Sunday, March 13, 2011

Questions and Answers








About a month ago, I attended a very powerful Goddess circle. Many of the women in attendance are well learned women, having studied and practiced their spiritual path for many years. The atmosphere as we sat outside under the moonlight was both serious and warm. As the fire in the middle of our circle of women curled it's orange and red hued flames upward into the night, we all closed our eyes and quieted our minds for a guided meditation.

I have, on a few blessed occasions during meditation, felt myself truly connected to the One of Holy Name. I have received messages while in this silent state of being that proved to be right on track; words of advice that, when heeded, have helped me tremendously toward a successful outcome during times of chrisis or emotional upheaval (or both). On this night, as I focused, eyes closed, on the third eye chakra, I heard a voice, gentle and soft but unmistakable. It was a voice that spoke to me through the reaches of my soul, and it told me that I would not indefinitely be able to walk both of the paths of spirituality that I've been trying to straddle. I breathed deeply, somewhat alarmed by this admonition of sorts. For years I've been attempting to do just this, unwilling to completely give up Judaism but equally unwilling to stop practicing elements of a Pagan lifestyle. I've told myself that I could do both, that paths to G-d were paths to G-d, all equal and recognized. As I've talked myself into this idea, I've encountered moments which seemed to contradict it, but I've forged ahead, unable to reconcile conflicting truths but not ready to face the fact that Judaism and Pagan beliefs do not really mesh well. The voice I heard in the dark that night came in a moment of unguarded quiet, and it seemed relevant to me. Try as I might, I found myself unable to dismiss it over the days that followed.

About three weeks after the Circle and this eye opening but spiritually troubling revelation, I found myself in the Hollywood Public Library. I'd visited there to pick up a book containing a collection on paranormal mysteries which I'd placed on hold earlier in the week. After locating said book on the hold shelf, I wandered across the library to browse (in spite of the promise I'd made to myself to borrow only one book-I don't have an abundance of time for reading these days). Sifting through various biographies and other books, I came upon Herman Wouk's "The Will to Live On- This is Our Heritage". Years ago, I'd read his book "This is My God" and enjoyed it. I love his writing style and had found this book to be informative as I'd plumbed the depths of my Jewish heritage. I believe this book helped spark a love affair with Judaism for me; after reading it I began reading books upon books on everything from Orthodox belief to Hasidic teachings to Reform belief. I have been unable to put "The Will..." down, so much has it been revealing answers to me that I very much need at this point in time. I will add here that a few days before I found this book, I posed yet another request to G-d, advising that if I could find our mezzuzah (missing since our move three years ago) that would be proof enough that I was supposed to be following a Jewish path. As I posed this request I knew I would not receive an answer in this way; G-d doesn't always operate along our guidelines and is not there to perform tricks for us. Still, an answer did come. As is often the case, my eyes needed to be open to the response in whatever form it was to be delivered in.
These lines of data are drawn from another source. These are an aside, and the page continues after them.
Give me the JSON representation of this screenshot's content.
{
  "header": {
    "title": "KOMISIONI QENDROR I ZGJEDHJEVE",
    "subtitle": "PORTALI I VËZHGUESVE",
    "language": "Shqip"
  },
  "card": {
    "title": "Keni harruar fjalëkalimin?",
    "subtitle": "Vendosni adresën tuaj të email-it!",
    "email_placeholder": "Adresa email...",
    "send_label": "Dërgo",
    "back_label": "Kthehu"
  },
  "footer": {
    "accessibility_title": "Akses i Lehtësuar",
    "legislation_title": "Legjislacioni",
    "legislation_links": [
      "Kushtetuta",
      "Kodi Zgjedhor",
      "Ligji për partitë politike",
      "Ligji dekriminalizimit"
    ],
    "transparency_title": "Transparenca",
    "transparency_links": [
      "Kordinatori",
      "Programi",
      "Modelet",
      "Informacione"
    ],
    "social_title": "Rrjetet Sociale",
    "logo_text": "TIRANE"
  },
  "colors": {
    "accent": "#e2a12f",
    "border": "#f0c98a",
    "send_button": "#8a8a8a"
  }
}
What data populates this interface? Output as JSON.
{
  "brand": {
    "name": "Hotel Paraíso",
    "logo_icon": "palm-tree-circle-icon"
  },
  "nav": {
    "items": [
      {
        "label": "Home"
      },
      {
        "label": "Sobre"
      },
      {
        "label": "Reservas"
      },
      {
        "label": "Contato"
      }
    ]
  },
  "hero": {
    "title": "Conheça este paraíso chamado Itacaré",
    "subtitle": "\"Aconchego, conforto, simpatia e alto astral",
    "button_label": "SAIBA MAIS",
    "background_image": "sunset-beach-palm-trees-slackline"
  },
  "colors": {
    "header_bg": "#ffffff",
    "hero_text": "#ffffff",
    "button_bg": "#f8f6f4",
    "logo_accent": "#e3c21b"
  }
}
In this book, Mr. Wouk, a learned scholar, accomplished writer and devout Jew, talks about our Jewish history, as well as our place in the world- where we've been and where we might be headed. This morning as I was reading the book alongside a stack of chocolate chip pancakes, I came across a passage which really hit home. The author talks about a period in his life when he was living a fairly carefree lifestyle, studying the atheistic words of Nietzsche, the ideas of Immanuel Kant, and writing comedy routines for radio shows. He was also studying Talmud with his grandfather, practicing Judaism, and balancing both sides of his life with a reasonable amount of success. He writes that he "did not anticipate that the parallel lines would ever meet in a wild shower of conscience", that these two lifestyles ran "along parellel tracks in" his mind. He says that the inconsistencies and contradictions between them didn't bother him too much at the time. I can relate to this. The problem (?) is that now, as happened to Mr. Wouk, I find myself in a hailstorm of sparks, such that the contradictions can no longer be ignored, the inconsistencies no longer stuffed into a box and squirreled away into a darkened corner of my mind for future analysis.

And so the beginnings of answers come, not always the way we'd like them to, in small, pretty packages, but instead in complicated, tangled bundles. I look forward to slowly unravelling this one, sure that more surprises and revelations lie ahead.